Firstly, I have to say the song titles are a bit annoying. They consist entirely of French names which makes it hard to remember specific songs. I’ve tried searching for the names, but can’t find any consistent results, so if you know what they relate to, I’d really appreciate it.
Adding to the confusion is the incredible flow of the album. You can easily listen to it in one go, and never really realise one song has finished. The songs are similar, but there is enough in them so that the album isn’t boring and repetitive. I can’t help but think of Audiorama as a film soundtrack, probably for some mumblecore nonsense with Michael Cera. As the album progresses, it is easy to imagine a coherent storyline as you listen to it.
Jérome Bessout opens the album wonderfully; piano and strings abound, until the song slowly builds to the more upbeat ‘Karel Francapane’ and ‘Fanny Giroud’. Already you can hear the sheer amount of instruments used to records this album. The songs are rich, and contain many levels that fit together so well. Half way through the album, ‘Mathieu Rouet’ slows things down with a nice acoustic number, before ‘Cécile Arendarsky’ comes back and seems noisy by comparison.

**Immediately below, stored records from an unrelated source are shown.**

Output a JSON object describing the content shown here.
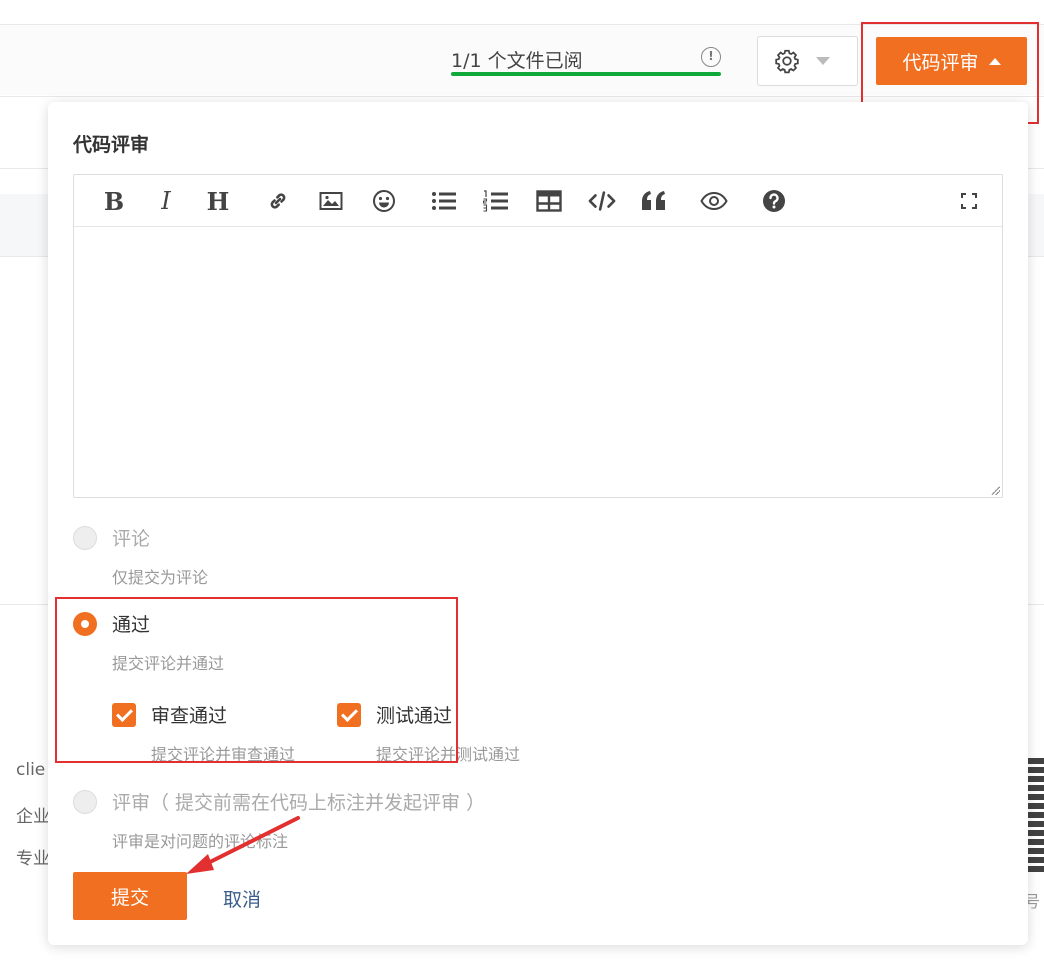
{
  "header": {
    "files_read_label": "1/1 个文件已阅",
    "files_read_progress": 1.0,
    "info_icon": "info-circle-icon",
    "settings_icon": "gear-icon",
    "review_button_label": "代码评审"
  },
  "background": {
    "footer_items": [
      "clie",
      "企业",
      "专业"
    ],
    "qr_mark": "号"
  },
  "popup": {
    "title": "代码评审",
    "toolbar": [
      {
        "name": "bold-icon",
        "text": "B"
      },
      {
        "name": "italic-icon",
        "text": "I"
      },
      {
        "name": "heading-icon",
        "text": "H"
      },
      {
        "name": "link-icon"
      },
      {
        "name": "image-icon"
      },
      {
        "name": "emoji-icon"
      },
      {
        "name": "bullet-list-icon"
      },
      {
        "name": "numbered-list-icon"
      },
      {
        "name": "table-icon"
      },
      {
        "name": "code-icon"
      },
      {
        "name": "quote-icon"
      },
      {
        "name": "preview-eye-icon"
      },
      {
        "name": "help-icon"
      },
      {
        "name": "fullscreen-icon"
      }
    ],
    "editor_value": "",
    "options": {
      "comment": {
        "label": "评论",
        "desc": "仅提交为评论",
        "selected": false,
        "disabled": true
      },
      "approve": {
        "label": "通过",
        "desc": "提交评论并通过",
        "selected": true,
        "disabled": false
      },
      "review_pass": {
        "label": "审查通过",
        "desc": "提交评论并审查通过",
        "checked": true
      },
      "test_pass": {
        "label": "测试通过",
        "desc": "提交评论并测试通过",
        "checked": true
      },
      "review": {
        "label": "评审（ 提交前需在代码上标注并发起评审 ）",
        "desc": "评审是对问题的评论标注",
        "selected": false,
        "disabled": true
      }
    },
    "submit_label": "提交",
    "cancel_label": "取消"
  },
  "colors": {
    "accent": "#f06f20",
    "progress": "#0fa83a",
    "highlight": "#e23030",
    "link": "#3a5e8c"
  }
}
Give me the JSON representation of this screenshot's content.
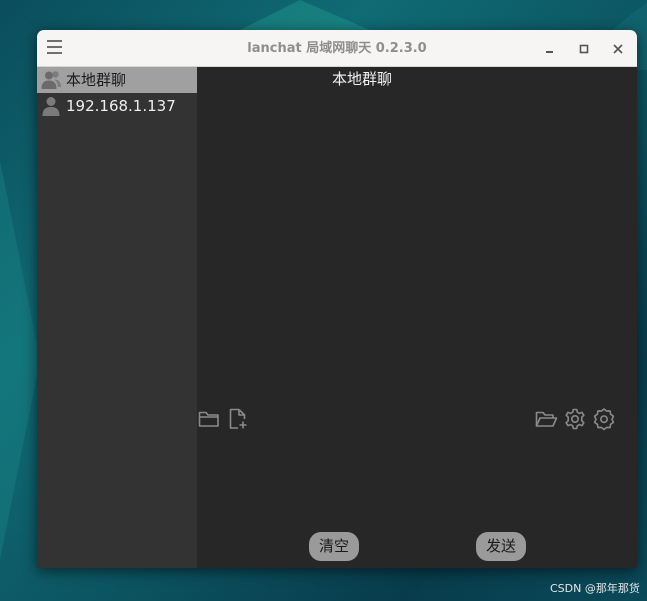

‘Angélique Beaulieu’ and ‘Cédric Achenza’ are next. They encapsulate everything that is so good about the album in a single song, and make sure that the album ends on a strong note. They both contain soft acoustic elements, mixed with so many layers.
The lyrics are a few and far between, and are reminiscent of Sigur Rós’ “Hopelandic” singing, with syllables rather than actual words being sung. If you are a fan of anyone from Explosions In The Sky, to Dad Rocks! and Jonsi, to noisier stuff like And So I Watch You From Afar and Brontide, I recommend giving them a listen. If you liked their previous EP then definitely give it a listen, as it’s more of the same. I find it hard to find anything to dislike about this album.